Pop culture has long reinforced the idea that intelligence and desirability can’t easily coexist in a female character. In a recent episode, Brooklyn Nine-Nine allows Amy to break down this dichotomy while recognizing its cultural pervasiveness.

Sayaka Murata’s Love Letter to a Convenience Store is one of the strangest and oddest things I’ve ever read, but it’s oddly compelling.

As someone who works in public service renewal and digital talent, this explains a large part of what I work on, every single day:

Despite being more necessary than ever, digital literacy hasn’t permeated deeply into the folds of the government. As we’ve seen, public servants often lack the expertise to know how to critique and test technology, and return poorly designed or faulty technology for improvement. The solution isn’t teaching civil servants how to code but instead teaching what kinds of digital tools and products are usable, and what expectations they should have from a product so we can avoid failures like the IRS website. It’s not just a software problem but an understanding problem.

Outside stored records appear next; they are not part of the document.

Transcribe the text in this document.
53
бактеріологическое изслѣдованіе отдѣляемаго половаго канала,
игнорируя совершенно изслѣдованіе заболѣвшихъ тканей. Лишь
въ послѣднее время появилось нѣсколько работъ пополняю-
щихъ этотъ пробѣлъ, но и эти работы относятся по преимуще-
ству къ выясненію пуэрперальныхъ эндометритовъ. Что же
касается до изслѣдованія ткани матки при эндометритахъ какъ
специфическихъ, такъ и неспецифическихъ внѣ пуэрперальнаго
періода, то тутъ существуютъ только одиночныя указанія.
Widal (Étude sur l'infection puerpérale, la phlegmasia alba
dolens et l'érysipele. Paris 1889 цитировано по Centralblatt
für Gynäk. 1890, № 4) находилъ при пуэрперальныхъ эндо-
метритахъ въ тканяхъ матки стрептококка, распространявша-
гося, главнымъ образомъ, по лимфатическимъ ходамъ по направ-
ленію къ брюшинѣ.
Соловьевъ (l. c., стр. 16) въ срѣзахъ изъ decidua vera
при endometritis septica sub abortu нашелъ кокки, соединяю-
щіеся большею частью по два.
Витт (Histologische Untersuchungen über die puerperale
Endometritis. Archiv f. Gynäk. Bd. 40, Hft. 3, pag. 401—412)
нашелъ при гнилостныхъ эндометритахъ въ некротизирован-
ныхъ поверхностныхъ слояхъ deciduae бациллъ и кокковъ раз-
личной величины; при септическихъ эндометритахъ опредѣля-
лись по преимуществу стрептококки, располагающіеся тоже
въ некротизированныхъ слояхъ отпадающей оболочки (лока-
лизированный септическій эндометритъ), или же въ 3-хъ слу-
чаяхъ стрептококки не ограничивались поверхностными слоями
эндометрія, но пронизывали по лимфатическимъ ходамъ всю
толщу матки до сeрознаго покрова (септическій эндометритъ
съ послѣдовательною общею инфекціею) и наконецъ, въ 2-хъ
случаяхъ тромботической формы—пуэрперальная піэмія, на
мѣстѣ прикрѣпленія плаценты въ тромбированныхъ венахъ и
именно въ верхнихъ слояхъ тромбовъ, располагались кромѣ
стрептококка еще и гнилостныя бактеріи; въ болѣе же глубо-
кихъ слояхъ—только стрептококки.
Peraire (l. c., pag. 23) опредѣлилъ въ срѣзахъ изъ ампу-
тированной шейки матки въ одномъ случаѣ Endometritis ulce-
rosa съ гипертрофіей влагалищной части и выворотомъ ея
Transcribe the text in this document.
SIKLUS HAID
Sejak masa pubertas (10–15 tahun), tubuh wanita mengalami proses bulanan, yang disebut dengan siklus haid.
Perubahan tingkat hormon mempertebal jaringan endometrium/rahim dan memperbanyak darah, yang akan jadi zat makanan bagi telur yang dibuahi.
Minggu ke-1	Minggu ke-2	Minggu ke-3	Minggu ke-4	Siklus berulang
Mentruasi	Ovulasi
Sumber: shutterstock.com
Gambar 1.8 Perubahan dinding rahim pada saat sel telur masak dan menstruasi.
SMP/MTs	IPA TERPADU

Alexis Madrigal tells us the story of America through the story of the drinking straw:

The straw is the opposite of special. History has flowed around and through it, like thousands of other bits of material culture. What’s happened to the straw might not even be worth comment, and certainly not essay. But if it’s not clear by now, straws, in this story, are us, inevitable vessels of the times in which we live.

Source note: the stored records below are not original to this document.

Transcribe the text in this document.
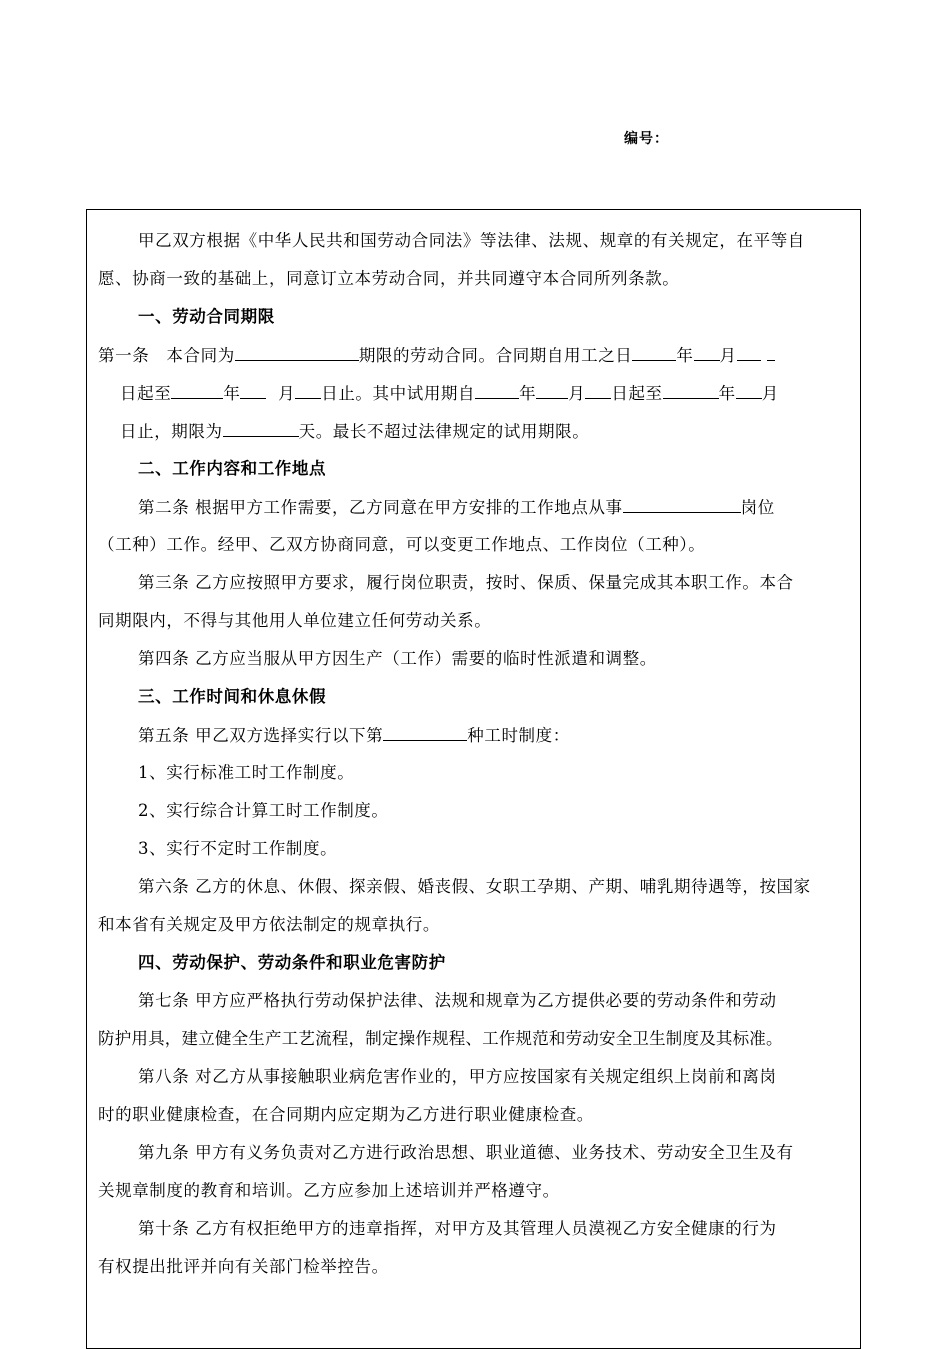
编号：

甲乙双方根据《中华人民共和国劳动合同法》等法律、法规、规章的有关规定，在平等自

愿、协商一致的基础上，同意订立本劳动合同，并共同遵守本合同所列条款。

一、劳动合同期限

第一条　本合同为	期限的劳动合同。合同期自用工之日	年 月

日起至	年 月 日止。其中试用期自	年 月 日起至	年 月

日止，期限为	天。最长不超过法律规定的试用期限。

二、工作内容和工作地点

第二条 根据甲方工作需要，乙方同意在甲方安排的工作地点从事	岗位

（工种）工作。经甲、乙双方协商同意，可以变更工作地点、工作岗位（工种）。

第三条 乙方应按照甲方要求，履行岗位职责，按时、保质、保量完成其本职工作。本合

同期限内，不得与其他用人单位建立任何劳动关系。

第四条 乙方应当服从甲方因生产（工作）需要的临时性派遣和调整。

三、工作时间和休息休假

第五条 甲乙双方选择实行以下第	种工时制度：

1、实行标准工时工作制度。

2、实行综合计算工时工作制度。

3、实行不定时工作制度。

第六条 乙方的休息、休假、探亲假、婚丧假、女职工孕期、产期、哺乳期待遇等，按国家

和本省有关规定及甲方依法制定的规章执行。

四、劳动保护、劳动条件和职业危害防护

第七条 甲方应严格执行劳动保护法律、法规和规章为乙方提供必要的劳动条件和劳动

防护用具，建立健全生产工艺流程，制定操作规程、工作规范和劳动安全卫生制度及其标准。

第八条 对乙方从事接触职业病危害作业的，甲方应按国家有关规定组织上岗前和离岗

时的职业健康检查，在合同期内应定期为乙方进行职业健康检查。

第九条 甲方有义务负责对乙方进行政治思想、职业道德、业务技术、劳动安全卫生及有

关规章制度的教育和培训。乙方应参加上述培训并严格遵守。

第十条 乙方有权拒绝甲方的违章指挥，对甲方及其管理人员漠视乙方安全健康的行为

有权提出批评并向有关部门检举控告。
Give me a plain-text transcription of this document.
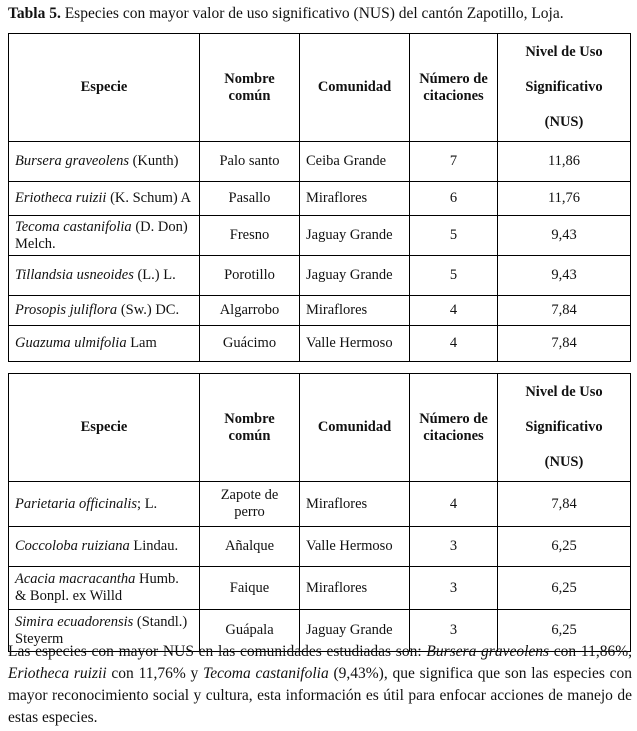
Tabla 5. Especies con mayor valor de uso significativo (NUS) del cantón Zapotillo, Loja.
Especie	Nombre común	Comunidad	Número de citaciones	Nivel de Uso
Significativo
(NUS)

Bursera graveolens (Kunth)	Palo santo	Ceiba Grande	7	11,86
Eriotheca ruizii (K. Schum) A	Pasallo	Miraflores	6	11,76
Tecoma castanifolia (D. Don) Melch.	Fresno	Jaguay Grande	5	9,43
Tillandsia usneoides (L.) L.	Porotillo	Jaguay Grande	5	9,43
Prosopis juliflora (Sw.) DC.	Algarrobo	Miraflores	4	7,84
Guazuma ulmifolia Lam	Guácimo	Valle Hermoso	4	7,84
Especie	Nombre común	Comunidad	Número de citaciones	Nivel de Uso
Significativo
(NUS)

Parietaria officinalis; L.	Zapote de perro	Miraflores	4	7,84
Coccoloba ruiziana Lindau.	Añalque	Valle Hermoso	3	6,25
Acacia macracantha Humb. & Bonpl. ex Willd	Faique	Miraflores	3	6,25
Simira ecuadorensis (Standl.) Steyerm	Guápala	Jaguay Grande	3	6,25
Las especies con mayor NUS en las comunidades estudiadas son: Bursera graveolens con 11,86%, Eriotheca ruizii con 11,76% y Tecoma castanifolia (9,43%), que significa que son las especies con mayor reconocimiento social y cultura, esta información es útil para enfocar acciones de manejo de estas especies.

My wife had a bout of shingles last year and it was pretty horrible. I didn’t realize how debilitating it could be. The question is: why are so many young people getting it these days?

Chen points out that stress may also to play a role. Shingles can happen among healthy young adults with no other underlying diseases and who are otherwise athletic, and sometimes we think it might be stress-induced,” he says.

Stress can suppress immune function and trigger outbreaks of cold sores and other herpes virus–related symptoms. This is all speculation, but I think you could point to social media and modern culture and the emotional and physical and spiritual stress a lot of younger adults are feeling,” Chen says. I don’t think this is driving higher rates, but it could be a factor.”

Justin Peters takes stock photos and combines them into fantastical and mind-bending scenes:

Art by Justin Peters

Art by Justin Peters

I’ve been noticing that many of the books on my to-read list looked vaguely similar. LitHub has discovered that there is, indeed, a cover trend emerging, all tracing back to Lauren Groff.

New Book Cover Trend

The video for Max Richter’s On the Nature of Daylight” (a stunning piece of instrumental music) features Elisabeth Moss falling apart as she walks through Toronto (the city is immediately recognizable, but yet somewhat foreign) and it is one of the most beautiful and impacting music videos I’ve seen in a long time.

I can always count on Reza and his Poorly Drawn Lines comic to make me chuckle.

Poorly Drawn Lines: Days

Before I let you go, this is absolutely fantastic: a Garfield fancomic considering the life of Jon Arbuckle, cartoonist.